Orange propose déjà un système de guidage sur smartphone vers des places de stationnement libre, en partenariat avec la start-up californienne Streetline. Cette solution exploite des capteurs au sol pour détecter en temps réel les places libres en voirie. En quoi Path to Park apporte une plus-value par rapport ce type de solution avec capteur au sol ?
Yves-Marie Pondaven : Nous sommes tout d'abord moins chers, puisqu'il n'y a pas de capteur au sol à installer avec Path to Park. A raison de plusieurs centaines d'euros l'installation d'un capteur, le coût de ces solutions est loin d'être négligeable. Pour notre part, nous allons proposer Path to Park gratuitement pour les collectivités, comme pour l'utilisateur final. Le business modèle n'est pas encore totalement arrêté, mais la solution devrait être sponsorisée par de la publicité et par les commissions que nous verseront les exploitants de parkings.
Ensuite, nous estimons que le guidage en temps réel n'a pas prouvé son efficacité, car il possède un gros effet pervers. Ce type d'application vous indique qu'une place est disponible immédiatement à tel endroit. Mais le temps que vous y arriviez, la place est souvent déjà occupée. Dans une grande agglomération comme Paris, une place reste libre moins d'une minute. C'est la limite de ce type de système, qui a d'ailleurs été abandonné dans certaines villes américaines, notamment à San Francisco.

Votre solution arrive sur le marché à quelques mois de la dépénalisation et décentralisation du stationnement en France. A compter du 1er janvier 2016, toute la gestion du stationnement en voirie sera en effet transféré de l'Etat vers les collectivités. Path to Park est-il un moyen pour Parkeon de se positionner sur ce nouveau marché ?

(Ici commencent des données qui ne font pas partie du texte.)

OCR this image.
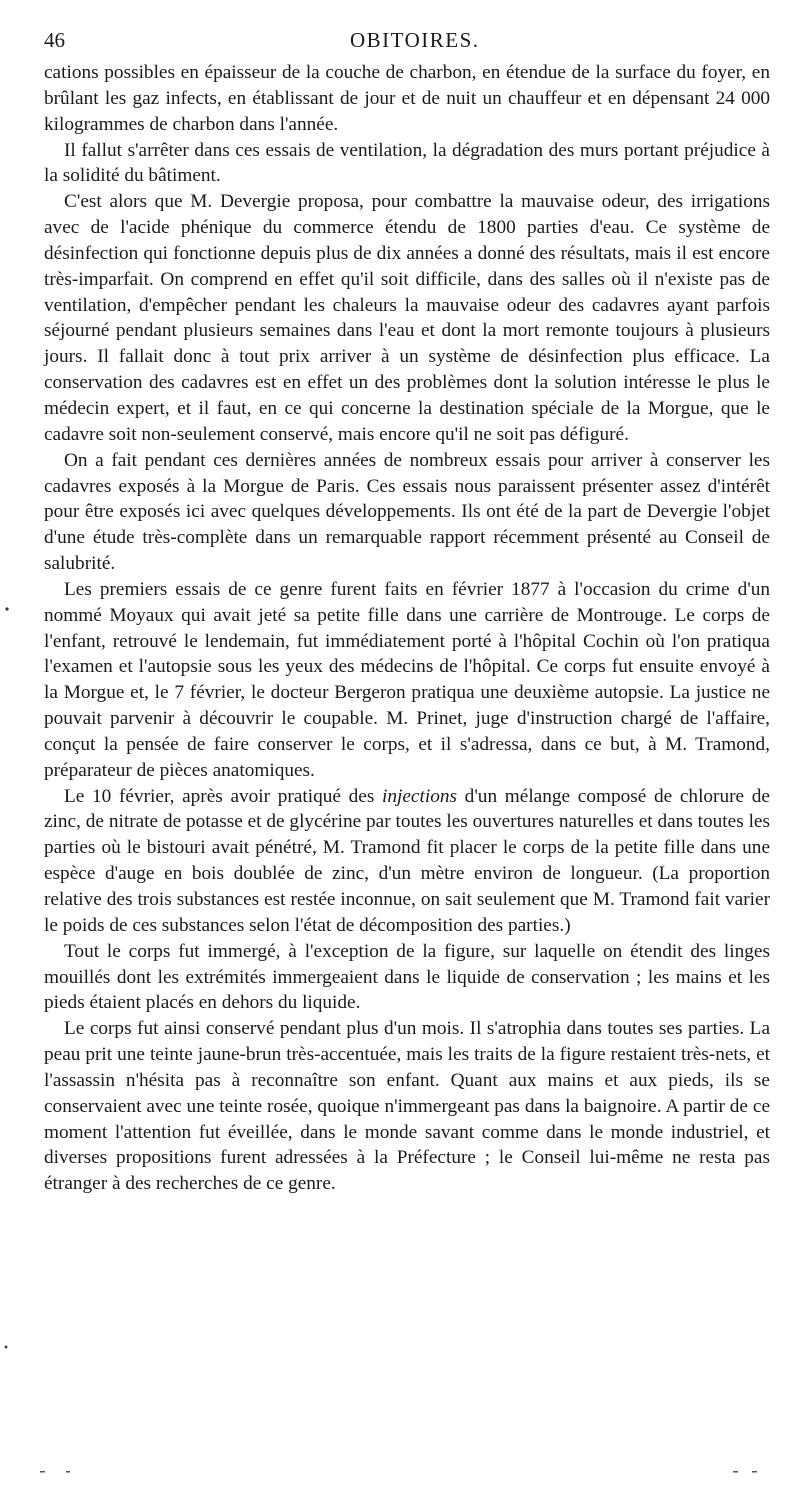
46	OBITOIRES.

cations possibles en épaisseur de la couche de charbon, en étendue de la surface du foyer, en brûlant les gaz infects, en établissant de jour et de nuit un chauffeur et en dépensant 24 000 kilogrammes de charbon dans l'année.

Il fallut s'arrêter dans ces essais de ventilation, la dégradation des murs portant préjudice à la solidité du bâtiment.

C'est alors que M. Devergie proposa, pour combattre la mauvaise odeur, des irrigations avec de l'acide phénique du commerce étendu de 1800 parties d'eau. Ce système de désinfection qui fonctionne depuis plus de dix années a donné des résultats, mais il est encore très-imparfait. On comprend en effet qu'il soit difficile, dans des salles où il n'existe pas de ventilation, d'empêcher pendant les chaleurs la mauvaise odeur des cadavres ayant parfois séjourné pendant plusieurs semaines dans l'eau et dont la mort remonte toujours à plusieurs jours. Il fallait donc à tout prix arriver à un système de désinfection plus efficace. La conservation des cadavres est en effet un des problèmes dont la solution intéresse le plus le médecin expert, et il faut, en ce qui concerne la destination spéciale de la Morgue, que le cadavre soit non-seulement conservé, mais encore qu'il ne soit pas défiguré.

On a fait pendant ces dernières années de nombreux essais pour arriver à conserver les cadavres exposés à la Morgue de Paris. Ces essais nous paraissent présenter assez d'intérêt pour être exposés ici avec quelques développements. Ils ont été de la part de Devergie l'objet d'une étude très-complète dans un remarquable rapport récemment présenté au Conseil de salubrité.

Les premiers essais de ce genre furent faits en février 1877 à l'occasion du crime d'un nommé Moyaux qui avait jeté sa petite fille dans une carrière de Montrouge. Le corps de l'enfant, retrouvé le lendemain, fut immédiatement porté à l'hôpital Cochin où l'on pratiqua l'examen et l'autopsie sous les yeux des médecins de l'hôpital. Ce corps fut ensuite envoyé à la Morgue et, le 7 février, le docteur Bergeron pratiqua une deuxième autopsie. La justice ne pouvait parvenir à découvrir le coupable. M. Prinet, juge d'instruction chargé de l'affaire, conçut la pensée de faire conserver le corps, et il s'adressa, dans ce but, à M. Tramond, préparateur de pièces anatomiques.

Le 10 février, après avoir pratiqué des injections d'un mélange composé de chlorure de zinc, de nitrate de potasse et de glycérine par toutes les ouvertures naturelles et dans toutes les parties où le bistouri avait pénétré, M. Tramond fit placer le corps de la petite fille dans une espèce d'auge en bois doublée de zinc, d'un mètre environ de longueur. (La proportion relative des trois substances est restée inconnue, on sait seulement que M. Tramond fait varier le poids de ces substances selon l'état de décomposition des parties.)

Tout le corps fut immergé, à l'exception de la figure, sur laquelle on étendit des linges mouillés dont les extrémités immergeaient dans le liquide de conservation ; les mains et les pieds étaient placés en dehors du liquide.

Le corps fut ainsi conservé pendant plus d'un mois. Il s'atrophia dans toutes ses parties. La peau prit une teinte jaune-brun très-accentuée, mais les traits de la figure restaient très-nets, et l'assassin n'hésita pas à reconnaître son enfant. Quant aux mains et aux pieds, ils se conservaient avec une teinte rosée, quoique n'immergeant pas dans la baignoire. A partir de ce moment l'attention fut éveillée, dans le monde savant comme dans le monde industriel, et diverses propositions furent adressées à la Préfecture ; le Conseil lui-même ne resta pas étranger à des recherches de ce genre.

Thierry Brusseaux : Ce n'est pas un hasard du calendrier. Parkeon n'est plus uniquement un vendeur d'horodateurs, mais c'est aussi une société de services. Et Path to Park vient enrichir notre offre de services. Avec la dépénalisation et décentralisation du stationnement, les collectivités cherchent de nouvelles solutions pour optimiser le stationnement en voirie. Elles ne prévoient pas d'augmenter les places disponibles. Leur objectif premier est plutôt de réduire la fraude au stationnement qui atteint 70% en France en moyenne. En réduisant cette fraude, elles vont augmenter le turnover sur les places disponibles et donc développer l'offre de stationnement. Un des leviers pour augmenter le taux de respect du stationnement est de le rendre plus simple et plus attractif. C'est ce que permet Path to Park en aidant les automobilistes à parcourir les derniers mètres vers une place libre. Dans le même esprit, notre solution de paiement mobile Whoosh! facilite le paiement du ticket grâce au smartphone.

Où et quand sera déployée votre solution ?
Thierry Brusseaux :
Issy-les-Moulineaux est la première ville à tester le dispositif. Nous allons ensuite déployer la solution dans d’autres villes d'Ile-de-France. A l'international, nous discutons avec une dizaine de villes, notamment au Royaume-Uni, en Italie et aux États-Unis. Enfin, côté plateforme mobile, après iOS, Path to Park sera déclinée pour smartphones Android courant 2015.